Chemieprüfungsfachkurs, Jahrgang 13

Chemieprüfungsfachkurs, Jahrgang 13

Ohren­be­täubender Lärm, un­bändige Qualm- und Wasser­dampf­ent­wicklung gepaart mit einer Glut­hitze empfängt die Schüle­rinnen und Schüler des Chemie­prüfungs­fach­kurses (Jahrgang 13) des Wirtschafts­gymnasiums, als sie für einen kurzen Moment die „Herzkammer“ des Stahlwerkes in Georgs­marien­hütte betreten dürfen: die Halle mit dem Elektro­licht­bogen­ofen. Aus Sicher­heits­gründen erfolgen die weiteren Beo­bach­tungen anschließend durch ein Fenster.

Zunächst werden 140 Tonnen Stahl­schrott in den ca. 10 m breiten Trog des Ofens gekippt und an­schließend mit einem Deckel halbwegs abgedeckt, ehe ein Licht­bogen (vergleichbar mit einem permanenten Blitz) erzeugt wird. Die enorme Energie des Licht­bogens wird dabei in Schmelz­wärme umgewandelt und überführt den Stahl­schrott in kürzester Zeit in eine bis zu 3500 °C heiße, brodelnde Stahl­schmelze. Durch dieses Wert­stoff­recycling produziert das Stahl­werk jährlich ca. 800.000 t Rohstahl, der in den an­grenzenden Hallen in die jeweils gewünschte Form gewalzt wird. Je nach Kunden­wunsch kann der Rohstahl dabei auch zu Spezial­stählen weiter­ve­arbeitet werden. Ca. 80 % der her­gestellten Produkte gehen dabei an die inter­nationale Auto­mobil­industrie.
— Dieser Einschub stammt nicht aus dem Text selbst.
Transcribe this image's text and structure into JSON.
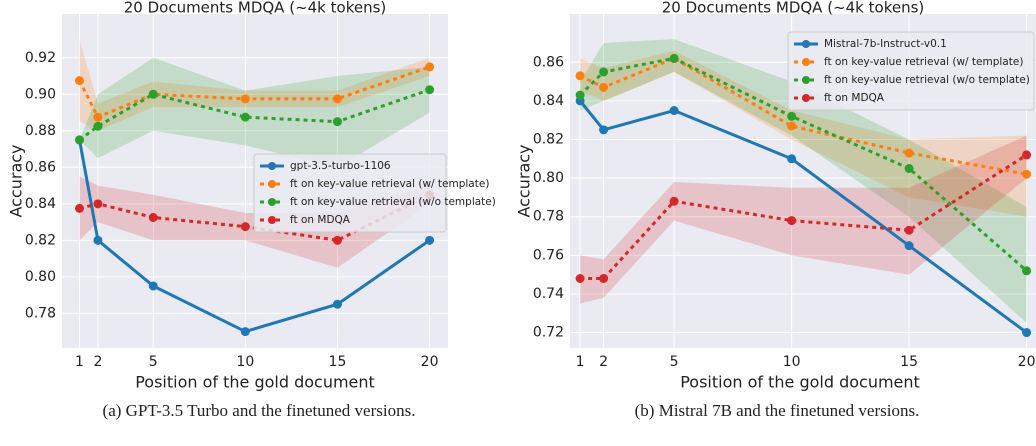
{
  "chart_data": [
    {
      "type": "line",
      "title": "20 Documents MDQA (~4k tokens)",
      "xlabel": "Position of the gold document",
      "ylabel": "Accuracy",
      "caption": "(a) GPT-3.5 Turbo and the finetuned versions.",
      "x": [
        1,
        2,
        5,
        10,
        15,
        20
      ],
      "xlim": [
        0.05,
        21
      ],
      "xticks": [
        1,
        2,
        5,
        10,
        15,
        20
      ],
      "ylim": [
        0.761,
        0.944
      ],
      "yticks": [
        {
          "value": 0.78,
          "label": "0.78"
        },
        {
          "value": 0.8,
          "label": "0.80"
        },
        {
          "value": 0.82,
          "label": "0.82"
        },
        {
          "value": 0.84,
          "label": "0.84"
        },
        {
          "value": 0.86,
          "label": "0.86"
        },
        {
          "value": 0.88,
          "label": "0.88"
        },
        {
          "value": 0.9,
          "label": "0.90"
        },
        {
          "value": 0.92,
          "label": "0.92"
        }
      ],
      "grid": true,
      "legend": "center right",
      "series": [
        {
          "name": "gpt-3.5-turbo-1106",
          "color": "#1f77b4",
          "style": "solid",
          "values": [
            0.875,
            0.82,
            0.795,
            0.77,
            0.785,
            0.82
          ]
        },
        {
          "name": "ft on key-value retrieval (w/ template)",
          "color": "#ff7f0e",
          "style": "dotted",
          "values": [
            0.9075,
            0.8875,
            0.9,
            0.8975,
            0.8975,
            0.915
          ],
          "lower": [
            0.885,
            0.88,
            0.893,
            0.893,
            0.893,
            0.91
          ],
          "upper": [
            0.93,
            0.895,
            0.907,
            0.902,
            0.902,
            0.92
          ]
        },
        {
          "name": "ft on key-value retrieval (w/o template)",
          "color": "#2ca02c",
          "style": "dotted",
          "values": [
            0.875,
            0.8825,
            0.9,
            0.8875,
            0.885,
            0.9025
          ],
          "lower": [
            0.875,
            0.865,
            0.88,
            0.872,
            0.86,
            0.89
          ],
          "upper": [
            0.875,
            0.9,
            0.92,
            0.902,
            0.91,
            0.915
          ]
        },
        {
          "name": "ft on MDQA",
          "color": "#d62728",
          "style": "dotted",
          "values": [
            0.8375,
            0.84,
            0.8325,
            0.8275,
            0.82,
            0.845
          ],
          "lower": [
            0.82,
            0.83,
            0.82,
            0.82,
            0.805,
            0.84
          ],
          "upper": [
            0.855,
            0.85,
            0.845,
            0.835,
            0.835,
            0.85
          ]
        }
      ]
    },
    {
      "type": "line",
      "title": "20 Documents MDQA (~4k tokens)",
      "xlabel": "Position of the gold document",
      "ylabel": "Accuracy",
      "caption": "(b) Mistral 7B and the finetuned versions.",
      "x": [
        1,
        2,
        5,
        10,
        15,
        20
      ],
      "xlim": [
        0.57,
        20.4
      ],
      "xticks": [
        1,
        2,
        5,
        10,
        15,
        20
      ],
      "ylim": [
        0.712,
        0.885
      ],
      "yticks": [
        {
          "value": 0.72,
          "label": "0.72"
        },
        {
          "value": 0.74,
          "label": "0.74"
        },
        {
          "value": 0.76,
          "label": "0.76"
        },
        {
          "value": 0.78,
          "label": "0.78"
        },
        {
          "value": 0.8,
          "label": "0.80"
        },
        {
          "value": 0.82,
          "label": "0.82"
        },
        {
          "value": 0.84,
          "label": "0.84"
        },
        {
          "value": 0.86,
          "label": "0.86"
        }
      ],
      "grid": true,
      "legend": "upper right",
      "series": [
        {
          "name": "Mistral-7b-Instruct-v0.1",
          "color": "#1f77b4",
          "style": "solid",
          "values": [
            0.84,
            0.825,
            0.835,
            0.81,
            0.765,
            0.72
          ]
        },
        {
          "name": "ft on key-value retrieval (w/ template)",
          "color": "#ff7f0e",
          "style": "dotted",
          "values": [
            0.853,
            0.847,
            0.862,
            0.827,
            0.813,
            0.802
          ],
          "lower": [
            0.845,
            0.84,
            0.855,
            0.82,
            0.79,
            0.78
          ],
          "upper": [
            0.862,
            0.857,
            0.866,
            0.835,
            0.82,
            0.822
          ]
        },
        {
          "name": "ft on key-value retrieval (w/o template)",
          "color": "#2ca02c",
          "style": "dotted",
          "values": [
            0.843,
            0.855,
            0.862,
            0.832,
            0.805,
            0.752
          ],
          "lower": [
            0.835,
            0.84,
            0.855,
            0.822,
            0.78,
            0.725
          ],
          "upper": [
            0.85,
            0.87,
            0.872,
            0.85,
            0.82,
            0.785
          ]
        },
        {
          "name": "ft on MDQA",
          "color": "#d62728",
          "style": "dotted",
          "values": [
            0.748,
            0.748,
            0.788,
            0.778,
            0.773,
            0.812
          ],
          "lower": [
            0.735,
            0.738,
            0.778,
            0.76,
            0.75,
            0.8
          ],
          "upper": [
            0.76,
            0.758,
            0.798,
            0.795,
            0.795,
            0.822
          ]
        }
      ]
    }
  ]
}
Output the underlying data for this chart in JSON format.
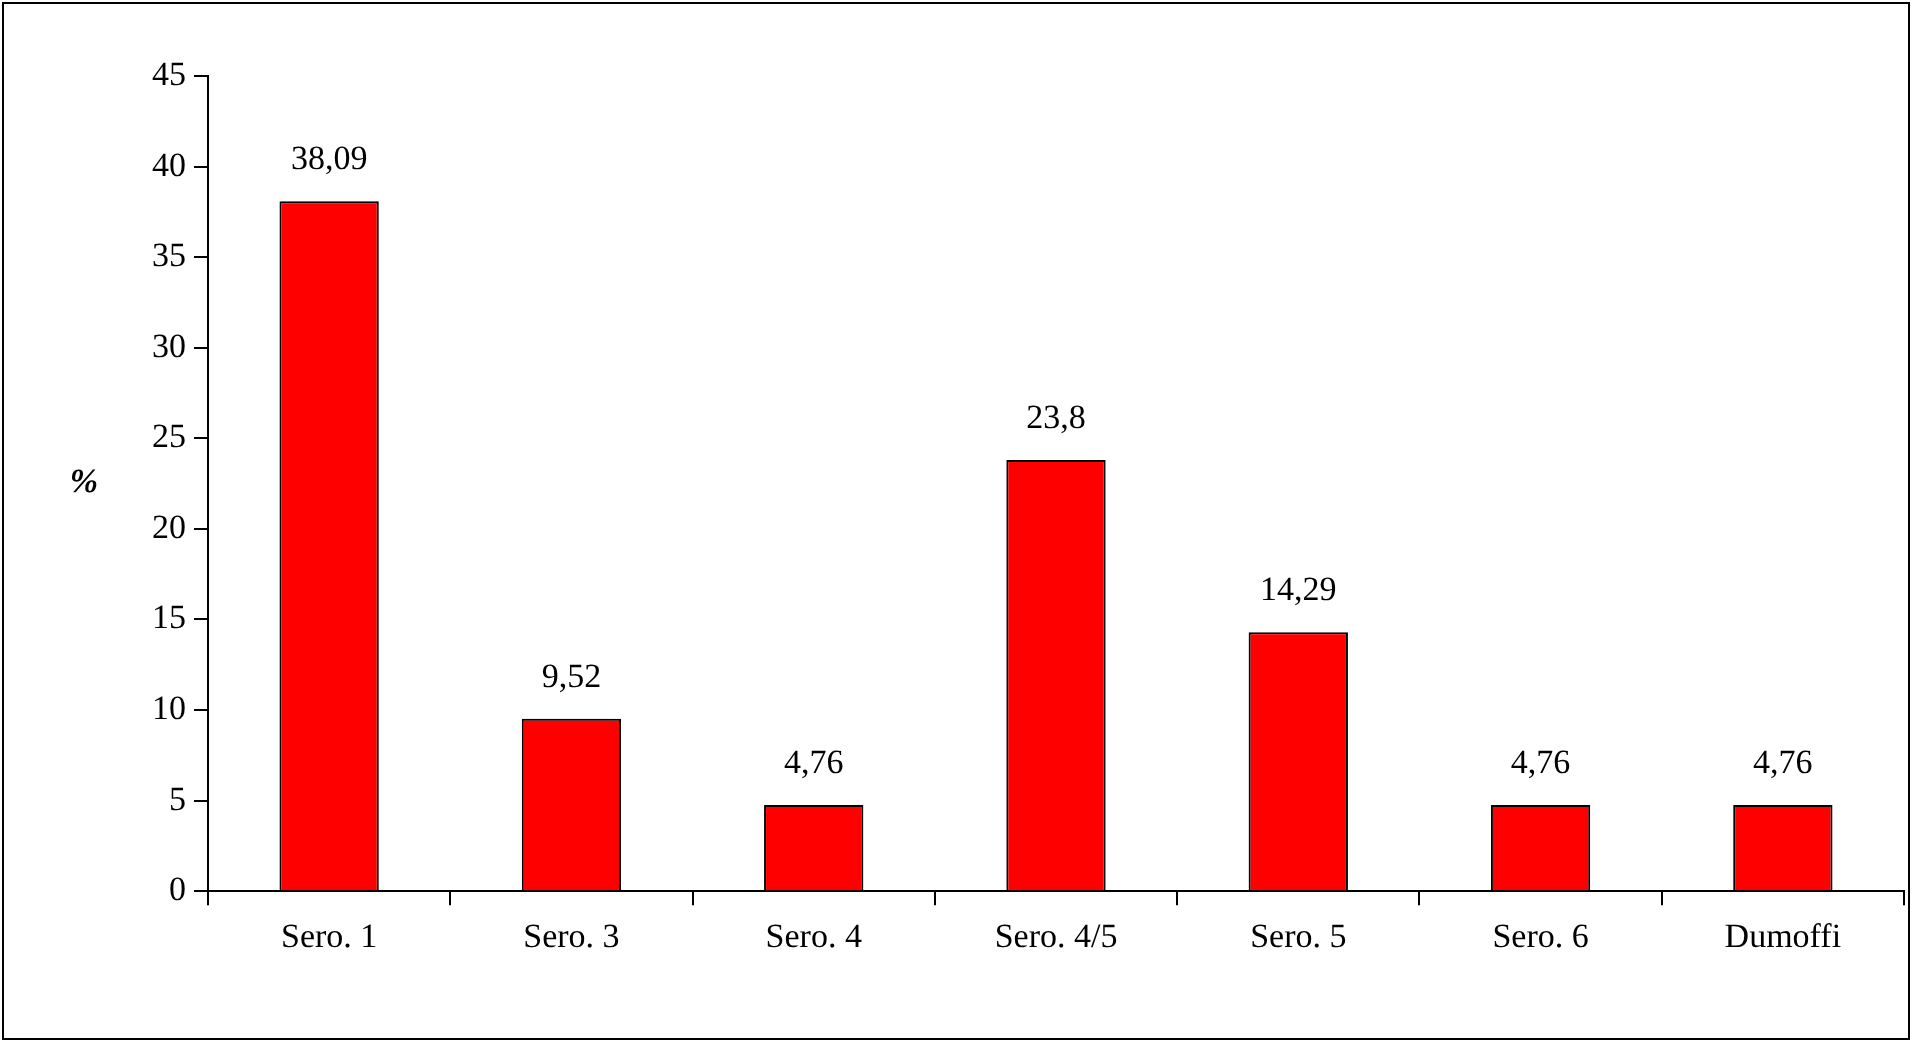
{
  "chart_data": {
    "type": "bar",
    "categories": [
      "Sero. 1",
      "Sero. 3",
      "Sero. 4",
      "Sero. 4/5",
      "Sero. 5",
      "Sero. 6",
      "Dumoffi"
    ],
    "values": [
      38.09,
      9.52,
      4.76,
      23.8,
      14.29,
      4.76,
      4.76
    ],
    "value_labels": [
      "38,09",
      "9,52",
      "4,76",
      "23,8",
      "14,29",
      "4,76",
      "4,76"
    ],
    "color": "#ff0000",
    "ylabel": "%",
    "ylim": [
      0,
      45
    ],
    "yticks": [
      0,
      5,
      10,
      15,
      20,
      25,
      30,
      35,
      40,
      45
    ]
  }
}
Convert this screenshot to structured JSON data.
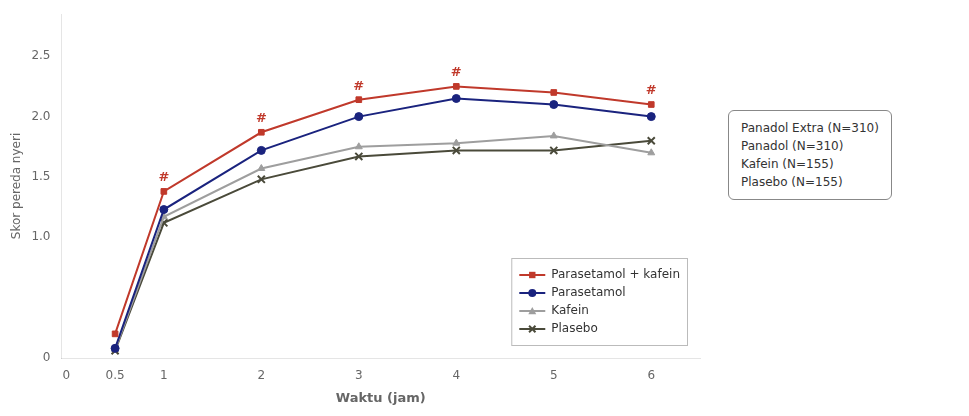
{
  "chart_data": {
    "type": "line",
    "x": [
      0.5,
      1,
      2,
      3,
      4,
      5,
      6
    ],
    "series": [
      {
        "name": "Parasetamol + kafein",
        "color": "#c0392b",
        "marker": "square",
        "values": [
          0.2,
          1.38,
          1.87,
          2.14,
          2.25,
          2.2,
          2.1
        ]
      },
      {
        "name": "Parasetamol",
        "color": "#1a237e",
        "marker": "circle",
        "values": [
          0.08,
          1.23,
          1.72,
          2.0,
          2.15,
          2.1,
          2.0
        ]
      },
      {
        "name": "Kafein",
        "color": "#9e9e9e",
        "marker": "triangle",
        "values": [
          0.07,
          1.17,
          1.57,
          1.75,
          1.78,
          1.84,
          1.7
        ]
      },
      {
        "name": "Plasebo",
        "color": "#4a4a3a",
        "marker": "x",
        "values": [
          0.06,
          1.12,
          1.48,
          1.67,
          1.72,
          1.72,
          1.8
        ]
      }
    ],
    "xlabel": "Waktu (jam)",
    "ylabel": "Skor pereda nyeri",
    "xlim": [
      -0.05,
      6.5
    ],
    "ylim": [
      0,
      2.85
    ],
    "xticks": [
      0,
      0.5,
      1,
      2,
      3,
      4,
      5,
      6
    ],
    "yticks": [
      0,
      {
        "value": 0.5,
        "label": null
      },
      {
        "value": 1.0,
        "label": "1.0"
      },
      {
        "value": 1.5,
        "label": "1.5"
      },
      {
        "value": 2.0,
        "label": "2.0"
      },
      {
        "value": 2.5,
        "label": "2.5"
      }
    ],
    "grid": false,
    "legend": "lower right",
    "annotations": [
      {
        "text": "#",
        "x": 1,
        "y": 1.38,
        "color": "#c0392b"
      },
      {
        "text": "#",
        "x": 2,
        "y": 1.87,
        "color": "#c0392b"
      },
      {
        "text": "#",
        "x": 3,
        "y": 2.14,
        "color": "#c0392b"
      },
      {
        "text": "#",
        "x": 4,
        "y": 2.25,
        "color": "#c0392b"
      },
      {
        "text": "#",
        "x": 6,
        "y": 2.1,
        "color": "#c0392b"
      }
    ],
    "side_box": [
      "Panadol Extra (N=310)",
      "Panadol (N=310)",
      "Kafein (N=155)",
      "Plasebo (N=155)"
    ]
  }
}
Trotz der viel­schichtig genutzten Energie­spar­poten­tiale entspricht der Verbrauch an elektrischer Energie in der Hütte dem der gesamten Stadt Osnabrück! Eine eigene Ver­sorgung erfolgt dabei über das Kohle­kraft­werk Ibbenbüren, dessen Zukunft aber nicht von dem bevorstehenden Ende der dortigen Kohle­förderung betroffen sein soll.

Als einer der wichtigsten Arbeit­geber der Region beschäftigt die Georgs­marien­hütte z. Zt. ca. 1500 Mitarbeiter. In den 70er Jahren waren es in der Vor­gänger­firma Klöckner noch deutlich über 4000 Arbeits­plätze, die aber aufgrund der Struktur­krise in dieser Branche stark abgebaut wurden. So hatten damals auch zwei Ingenieure, die über Jahre die Herstellung des Rohstahls aus Eisenerz mit Hilfe der tradi­tionellen Hoch­öfen leiteten, ein interessantes, neues Betätigungs­feld gefunden: Sie wurden Lehrer für Chemie und Physik am Wirtschafts­gymnasium Osnabrück.